A Ré respondeu, alegando em síntese que: nas instalações do G… encontra-se montado sistema de videovigilância, com câmaras de vídeo colocadas nas zonas de acesso às instalações, de cargas e descargas, de depósitos e junto a locais de expedição de combustíveis, sistema esse que se destina a proteger pessoas e bens, havendo a sua instalação e o tratamento de imagens por ele recolhidas sido autorizados pela CNPD de 10.07.2006 (deliberação nº 849/2006), a qual considerou justificada a utilização do sistema de videovigilância “na medida em que se trata de local de movimento de pessoas, onde pode haver furto de produtos. As instalações podem ser alvo de furto, especialmente durante a noite”; a utilização de tais meios no G… é pois lícita, não tendo sido instalados para “controlar o desempenho profissional do trabalhador”, mas para garantia da segurança de pessoas e bens, atenta a natureza da atividade desenvolvida no local; por “desempenho profissional” deve, assim, entender-se a aptidão do trabalhador para desempenhar as funções para as quais foi contratado e, bem assim, a qualidade e o modo como as executa, mas não compreendendo a prática de ilícitos criminais, pelo que a proibição de controlo do “desempenho profissional” do trabalhador não se estende à prática de atos suscetíveis de configurar ilícitos criminais; as exceções previstas no art. 20.º/2 do CT resultam da ponderação entre os direitos constitucionalmente protegidos da propriedade e da liberdade de empresa, base dos poderes do empregador, e os direitos fundamentais do próprio trabalhador, maxime o direito à reserva da intimidade da vida privada e o direito à imagem, constituindo a previsão desse n.º 2 do artigo 20.º clara e inequívoca exceção à proibição estabelecida no n.º 1; se o sistema de videovigilância captar imagens que indiciem a prática, por trabalhador, de ato criminalmente punível, que constitui simultaneamente infração disciplinar, o registo daquelas imagens e o testemunho de quem as visionou constituem prova lícita. Termina concluindo pela improcedência da exceção invocada pelo A.

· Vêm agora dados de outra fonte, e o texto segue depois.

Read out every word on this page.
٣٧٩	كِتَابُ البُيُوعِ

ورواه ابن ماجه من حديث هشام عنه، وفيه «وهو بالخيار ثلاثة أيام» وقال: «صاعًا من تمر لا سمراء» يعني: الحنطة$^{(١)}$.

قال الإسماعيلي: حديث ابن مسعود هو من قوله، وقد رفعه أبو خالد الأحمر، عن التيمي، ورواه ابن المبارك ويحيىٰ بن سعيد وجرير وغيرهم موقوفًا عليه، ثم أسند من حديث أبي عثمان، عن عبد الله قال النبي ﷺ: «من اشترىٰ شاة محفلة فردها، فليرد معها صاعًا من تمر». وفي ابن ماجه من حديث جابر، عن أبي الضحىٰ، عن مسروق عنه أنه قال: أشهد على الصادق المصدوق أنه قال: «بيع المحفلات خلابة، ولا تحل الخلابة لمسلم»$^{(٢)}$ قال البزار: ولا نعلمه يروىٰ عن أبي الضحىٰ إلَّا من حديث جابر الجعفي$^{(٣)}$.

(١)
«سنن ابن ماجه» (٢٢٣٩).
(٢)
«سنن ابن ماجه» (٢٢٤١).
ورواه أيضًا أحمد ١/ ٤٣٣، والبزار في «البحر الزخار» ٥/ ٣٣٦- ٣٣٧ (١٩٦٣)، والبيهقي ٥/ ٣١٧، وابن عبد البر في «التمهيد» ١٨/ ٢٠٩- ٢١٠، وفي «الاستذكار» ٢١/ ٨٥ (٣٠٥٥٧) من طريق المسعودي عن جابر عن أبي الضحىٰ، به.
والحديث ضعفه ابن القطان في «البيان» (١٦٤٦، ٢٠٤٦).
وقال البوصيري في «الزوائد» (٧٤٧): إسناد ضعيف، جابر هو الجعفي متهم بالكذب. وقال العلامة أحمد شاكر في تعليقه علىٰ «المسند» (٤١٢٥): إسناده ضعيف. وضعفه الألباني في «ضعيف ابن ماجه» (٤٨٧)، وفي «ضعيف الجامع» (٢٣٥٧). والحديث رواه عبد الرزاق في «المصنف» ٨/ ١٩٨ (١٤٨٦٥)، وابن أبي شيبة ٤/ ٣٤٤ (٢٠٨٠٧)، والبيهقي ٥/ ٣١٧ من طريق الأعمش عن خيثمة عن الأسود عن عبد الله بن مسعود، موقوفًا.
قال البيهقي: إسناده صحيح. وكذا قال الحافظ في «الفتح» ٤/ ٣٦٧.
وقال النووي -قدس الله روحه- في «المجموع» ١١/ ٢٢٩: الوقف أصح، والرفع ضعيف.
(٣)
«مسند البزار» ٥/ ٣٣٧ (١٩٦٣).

Realizada audiência preliminar, nela o Mmº Juiz (pela ordem que se segue): proferiu decisão na qual julgou improcedente a “exceção da nulidade da prova/do procedimento” disciplinar; proferiu despacho saneador “tabelar”; consignou os factos assentes e elaborou base instrutória; e proferiu despacho a indeferir reclamações aí apresentadas à seleção da matéria de facto, bem como a: determinar a gravação da audiência de julgamento, a admitir os róis de testemunhas, a deferir diligência de prova requerida, a deferir “a junção do “disco externo”, ficando a empregadora advertida que se pretender a sua visualização terá de disponibilizar os meios necessários para o efeito” e a designar data para a audiência de julgamento.

Inconformada com a decisão que julgou improcedente a “exceção da nulidade da prova/do procedimento”, veio o A. recorrer, formulando, a final das suas alegações, as seguintes...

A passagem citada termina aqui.